16. The hydraulic system according to claim 10, wherein the at
least one setting device comprises a control device connected to
the electronic control unit, configured to generate said setting
signal, and configured to set a control signal to be indicative of
the position of the control device.
17. The hydraulic system according to claim 7, wherein the energy
storing device comprises a pressure accumulator and wherein the
electronic control unit is configured to control the volume flow
intake of the variable displacement hydraulic machine to a maximum
variable displacement hydraulic machine volume flow, which is
dependent of both the amount of the pressurized hydraulic fluid in
the pressure accumulator and the pressure of the pressurized
hydraulic fluid in the pressure accumulator.
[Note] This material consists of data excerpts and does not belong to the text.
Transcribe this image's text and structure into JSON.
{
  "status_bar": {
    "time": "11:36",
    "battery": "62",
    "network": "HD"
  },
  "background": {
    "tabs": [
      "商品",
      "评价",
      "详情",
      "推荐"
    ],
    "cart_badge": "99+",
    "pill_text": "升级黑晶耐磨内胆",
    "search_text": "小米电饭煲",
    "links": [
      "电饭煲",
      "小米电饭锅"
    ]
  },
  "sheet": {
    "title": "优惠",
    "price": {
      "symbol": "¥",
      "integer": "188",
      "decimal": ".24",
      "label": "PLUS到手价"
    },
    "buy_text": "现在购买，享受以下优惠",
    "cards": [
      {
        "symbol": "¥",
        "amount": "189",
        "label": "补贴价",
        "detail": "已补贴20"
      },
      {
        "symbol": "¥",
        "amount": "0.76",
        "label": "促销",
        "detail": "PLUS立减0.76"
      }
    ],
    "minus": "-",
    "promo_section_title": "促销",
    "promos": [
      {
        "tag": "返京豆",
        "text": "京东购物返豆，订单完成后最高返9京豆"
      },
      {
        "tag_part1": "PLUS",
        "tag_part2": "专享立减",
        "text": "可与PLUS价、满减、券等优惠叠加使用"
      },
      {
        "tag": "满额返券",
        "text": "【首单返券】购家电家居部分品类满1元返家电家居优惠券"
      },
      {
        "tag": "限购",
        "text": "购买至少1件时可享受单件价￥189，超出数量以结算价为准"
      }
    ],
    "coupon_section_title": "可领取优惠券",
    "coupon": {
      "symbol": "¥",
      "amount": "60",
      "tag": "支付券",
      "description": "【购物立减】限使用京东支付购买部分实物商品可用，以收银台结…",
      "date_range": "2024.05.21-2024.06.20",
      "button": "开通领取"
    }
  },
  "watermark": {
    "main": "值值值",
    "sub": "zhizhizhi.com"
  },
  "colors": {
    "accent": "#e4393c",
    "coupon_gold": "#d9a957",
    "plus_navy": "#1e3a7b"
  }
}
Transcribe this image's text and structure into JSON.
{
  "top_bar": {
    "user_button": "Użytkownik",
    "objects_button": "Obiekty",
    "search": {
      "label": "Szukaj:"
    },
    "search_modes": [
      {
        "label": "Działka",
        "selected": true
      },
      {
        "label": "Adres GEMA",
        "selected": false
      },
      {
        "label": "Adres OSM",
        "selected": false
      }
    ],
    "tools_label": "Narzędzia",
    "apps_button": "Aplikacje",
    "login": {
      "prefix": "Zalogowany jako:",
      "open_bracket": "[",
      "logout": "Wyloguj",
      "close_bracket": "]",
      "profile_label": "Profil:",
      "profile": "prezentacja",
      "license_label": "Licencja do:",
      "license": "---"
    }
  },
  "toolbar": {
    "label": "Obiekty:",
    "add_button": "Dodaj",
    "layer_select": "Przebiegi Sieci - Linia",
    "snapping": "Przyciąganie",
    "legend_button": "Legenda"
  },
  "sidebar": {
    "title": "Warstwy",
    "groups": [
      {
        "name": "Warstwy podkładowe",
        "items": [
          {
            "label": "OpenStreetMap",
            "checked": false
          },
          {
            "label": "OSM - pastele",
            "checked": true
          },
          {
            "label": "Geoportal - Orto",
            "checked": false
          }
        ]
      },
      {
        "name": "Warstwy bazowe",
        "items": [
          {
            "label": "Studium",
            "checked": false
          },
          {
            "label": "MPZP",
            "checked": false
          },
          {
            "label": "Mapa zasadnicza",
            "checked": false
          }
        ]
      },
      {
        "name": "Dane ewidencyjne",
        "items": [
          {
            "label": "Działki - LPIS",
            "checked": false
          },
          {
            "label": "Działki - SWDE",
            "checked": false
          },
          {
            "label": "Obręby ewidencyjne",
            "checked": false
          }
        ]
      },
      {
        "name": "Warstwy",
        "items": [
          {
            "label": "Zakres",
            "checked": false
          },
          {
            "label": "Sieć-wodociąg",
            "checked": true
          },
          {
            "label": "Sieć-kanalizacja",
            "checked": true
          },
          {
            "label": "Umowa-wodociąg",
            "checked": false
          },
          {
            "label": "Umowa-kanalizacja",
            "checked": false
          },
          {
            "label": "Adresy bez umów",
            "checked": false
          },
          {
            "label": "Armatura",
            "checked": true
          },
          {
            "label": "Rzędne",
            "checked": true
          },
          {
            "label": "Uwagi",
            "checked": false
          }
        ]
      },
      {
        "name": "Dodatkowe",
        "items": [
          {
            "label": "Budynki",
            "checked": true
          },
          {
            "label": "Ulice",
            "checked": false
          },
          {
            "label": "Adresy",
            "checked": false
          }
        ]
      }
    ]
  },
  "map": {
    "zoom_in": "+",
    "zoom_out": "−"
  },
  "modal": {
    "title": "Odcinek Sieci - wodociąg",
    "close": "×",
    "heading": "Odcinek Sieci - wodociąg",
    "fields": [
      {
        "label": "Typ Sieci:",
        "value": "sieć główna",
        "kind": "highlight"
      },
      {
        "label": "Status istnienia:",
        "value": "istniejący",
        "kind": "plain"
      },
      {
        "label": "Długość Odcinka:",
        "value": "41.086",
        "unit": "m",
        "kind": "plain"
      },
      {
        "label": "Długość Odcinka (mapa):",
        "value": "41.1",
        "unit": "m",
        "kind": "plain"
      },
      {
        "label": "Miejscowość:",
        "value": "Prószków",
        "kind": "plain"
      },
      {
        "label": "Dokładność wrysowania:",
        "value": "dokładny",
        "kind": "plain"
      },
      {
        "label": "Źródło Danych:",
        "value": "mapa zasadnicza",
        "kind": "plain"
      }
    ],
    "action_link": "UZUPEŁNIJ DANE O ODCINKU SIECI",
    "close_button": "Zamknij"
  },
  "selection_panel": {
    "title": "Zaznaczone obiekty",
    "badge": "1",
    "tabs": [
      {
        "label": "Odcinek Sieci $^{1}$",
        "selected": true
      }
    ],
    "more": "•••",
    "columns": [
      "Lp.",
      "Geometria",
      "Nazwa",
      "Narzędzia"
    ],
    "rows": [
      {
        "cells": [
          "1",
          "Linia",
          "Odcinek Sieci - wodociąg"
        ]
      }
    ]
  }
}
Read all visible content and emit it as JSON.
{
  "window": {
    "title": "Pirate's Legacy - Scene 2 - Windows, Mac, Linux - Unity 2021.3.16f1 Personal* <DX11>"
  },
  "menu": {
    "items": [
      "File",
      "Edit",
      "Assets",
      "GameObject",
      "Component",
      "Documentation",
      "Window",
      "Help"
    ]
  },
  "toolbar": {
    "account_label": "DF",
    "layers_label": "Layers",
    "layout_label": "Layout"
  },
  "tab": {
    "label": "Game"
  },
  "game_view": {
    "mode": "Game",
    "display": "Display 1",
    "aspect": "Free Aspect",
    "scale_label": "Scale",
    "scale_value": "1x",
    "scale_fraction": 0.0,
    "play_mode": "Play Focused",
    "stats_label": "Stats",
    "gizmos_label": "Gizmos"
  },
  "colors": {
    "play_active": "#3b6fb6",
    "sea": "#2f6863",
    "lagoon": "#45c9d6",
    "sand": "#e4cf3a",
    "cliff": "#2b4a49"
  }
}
18. The hydraulic system according to claim 17, wherein the
electronic control unit is configured to control the volume flow
intake of the variable displacement hydraulic machine to a maximum
variable displacement hydraulic machine volume flow dependent on
the amount and pressure of pressurized fluid in the pressure
accumulator, and also dependent on the power intake of the variable
displacement hydraulic machine.
19. The hydraulic system according to claim 1, wherein the
electronic control unit is configured to control the volume flow
intake of the variable displacement hydraulic machine dependent on
the target output of the variable displacement hydraulic machine
and on the detected amount of energy stored in the energy storing
device in such a manner, that when the amount of energy stored in
the energy storing device exceeds an upper control limit of the
amount of energy stored in the energy storing device, the volume
flow intake of the variable displacement hydraulic machine is
controlled dependent on the target output of the variable
displacement hydraulic machine only, when the amount of energy
stored in the energy storing device goes below a lower control
limit of the amount of energy stored in the energy storing device,
the volume flow intake of the variable displacement hydraulic
machine is controlled to be limited to the volume flow supplied by
the pump to the variable displacement hydraulic machine, and when
the amount of energy stored in the energy storing device goes below
the upper control limit of the amount of energy stored in the
energy storing device but exceeds the lower control limit of the
amount of energy stored in the energy storing device, the volume
flow intake of the variable displacement hydraulic machine is
controlled dependent on the target output of the variable
displacement hydraulic machine and the detected amount of energy
stored in the energy storing device, such that the volume flow
intake of the variable displacement hydraulic machine exceeds the
volume flow supplied by the pump to the variable displacement
hydraulic machine by an amount dependent on the amount of energy
stored in the energy storing device.
20. The hydraulic system according to claim 19, wherein a
dependency between the volume flow intake of the variable
displacement hydraulic machine is monotonically decreasing, when
the amount of energy stored in the energy storing device goes below
the upper control limit of the amount of energy stored in the
energy storing device but exceeds the lower control limit of the
amount of energy stored in the energy storing device.
21-26. (canceled)
Description
FIELD OF THE INVENTION
[0001] The solution presented relates to a hydraulic system and a
control system for the same. The solution presented also relates to
a method for controlling the hydraulic system.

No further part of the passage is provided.